De qualquer forma, a disponibilidade de água já é uma questão que tem provocado tensões e até conflitos – como as disputas pelos rios das bacias hidrográficas que formam as nascentes do Nilo; no lago Vitória, em Uganda, envolvendo outros vizinhos, como Tanzânia, Ruanda, Quênia, Congo, Burundi, Sudão, Etiópia e Egito; ou os históricos enfretamentos entre Estados Unidos e México pelos rios de suas fronteiras; e ainda entre Portugal e Espanha, que mantêm uma discussão acirrada sobre o uso das águas do Rio Tejo, que atravessa os dois países. No Brasil, assistimos à polêmica sobre a transposição do Rio São Francisco, com o levantamento de questões que, em menor escala, repetem-se pelo País afora, sempre que a disputa pelas águas dos rios estiver em questão.

Desafios
Nosso País enfrenta gargalos sérios para garantir água à sua população, e um dos mais importantes é a falta de infraestrutura, tanto para a produção de água quanto para sua distribuição, ou seja, a água que está na natureza precisa ser captada, armazenada e transportada até as pessoas. É preciso investir na construção de barragens, açudes e sistemas de captação em rios e também nas redes para canalizar a água até as residências, em redes modernas, que suportem a demanda e não resultem em desperdício. Em praticamente todo o País, as águas que cortam as cidades já não servem para consumo, pois estão poluídas, e trabalhamos para buscar água de mananciais cada vez mais distantes, a um custo maior.

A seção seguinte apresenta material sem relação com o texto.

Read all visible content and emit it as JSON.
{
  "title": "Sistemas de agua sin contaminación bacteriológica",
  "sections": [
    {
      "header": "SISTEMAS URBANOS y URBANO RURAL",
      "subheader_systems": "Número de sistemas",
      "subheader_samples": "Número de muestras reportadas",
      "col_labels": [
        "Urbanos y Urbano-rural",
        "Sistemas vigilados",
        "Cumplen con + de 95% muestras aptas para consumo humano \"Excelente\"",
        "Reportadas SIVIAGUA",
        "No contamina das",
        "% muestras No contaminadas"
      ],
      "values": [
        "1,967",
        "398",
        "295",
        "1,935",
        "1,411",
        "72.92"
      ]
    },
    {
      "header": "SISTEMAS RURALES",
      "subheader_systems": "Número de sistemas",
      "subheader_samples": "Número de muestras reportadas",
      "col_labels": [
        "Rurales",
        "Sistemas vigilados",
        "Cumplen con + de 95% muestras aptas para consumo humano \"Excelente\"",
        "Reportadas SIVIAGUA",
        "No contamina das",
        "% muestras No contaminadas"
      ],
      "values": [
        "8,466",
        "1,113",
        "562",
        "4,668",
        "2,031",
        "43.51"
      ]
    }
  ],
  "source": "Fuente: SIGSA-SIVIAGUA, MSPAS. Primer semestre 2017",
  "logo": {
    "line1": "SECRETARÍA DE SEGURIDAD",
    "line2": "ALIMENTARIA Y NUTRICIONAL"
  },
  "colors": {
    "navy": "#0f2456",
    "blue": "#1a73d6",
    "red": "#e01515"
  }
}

O saneamento básico, com o tratamento dos esgotos para que não poluam os rios, também é indispensável. Na última década, especificamente no segundo governo Lula, cresceram os recursos para investimento em saneamento e aumentou a pressão da sociedade para o enfrentamento desse problema – antes disso, nem a sociedade cobrava, nem os governos tomavam para si a tarefa de enfrentar a questão. Hoje, isso vem mudando. Em todas as metrópoles há iniciativas para tratar os cursos d’água. As empresas de saneamento melhoraram a oferta, e a fiscalização das agências ambientais e da opinião pública é bem mais intensa – esse é um dos temas recorrentes nos noticiários.

Além do saneamento básico, Cirilo aponta para a importância de políticas específicas para conservar os cursos d’água, com o reflorestamento de suas margens, controle do lixo, um dos grandes vilões do assoreamento dos rios, além do planejamento urbano e políticas de habitação popular. As populações mais pobres acabam se instalando em regiões menos assistidas, transformando pequenos córregos em esgoto a céu aberto e lixões, vivendo em alagados, como em Recife e outras regiões com péssimas condições de habitação.

Cirilo também indica um dos atuais gargalos do País, presente na questão água: “Precisamos formar pessoas para planejar e construir esses sistemas. Hoje, no Brasil, faltam engenheiros, projetistas, mestres de obras e operários qualificados. Como professor de Engenharia Civil da Universidade Federal de Pernambuco, vi jovens se formando sem encontrar emprego durante anos. Hoje, eles são disputados ainda na faculdade”.

Por fim, Cirilo enfatiza a questão da educação ambiental para o exercício pleno da cidadania. “As pessoas precisam ter muito presente em seu dia a dia, tanto a premência de evitar o desperdiço de água quanto às práticas conservacionistas, e a mais elementar é não jogar lixo na rua e dar uma destinação correta aos resíduos e sucatas. Recentemente, foram gastos 18 milhões de reais para recuperar o estuário do Rio Beberibe, um dos maiores rios de Pernambuco, que cruza a região metropolitana desaguando no mar entre Olinda e Recife. Tiramos montanhas de lixo: garrafas, sacos plásticos, sofás, cadeiras e móveis que, jogados nas ruas, foram parar no rio.”

XIV CONGRESSO MUNDIAL DA ÁGUA

O Brasil será a sede do XIV Congresso Mundial da Água, promovido pelo International Water Resources Association,
em Porto de Galinhas, Pernambuco, de 25 a 29 de setembro. Reunindo especialistas em recursos hídricos, pesquisadores e gestores da área vindos do mundo inteiro, o congresso terá como tema o gerenciamento adaptativo da água e os recursos hídricos e as mudanças globais, além das questões de governança, como sistemas de gestão e legislação. Paralelamente, também será realizado o X Simpósio de Hidráulica e Recursos Hídricos dos Países de Língua Portuguesa.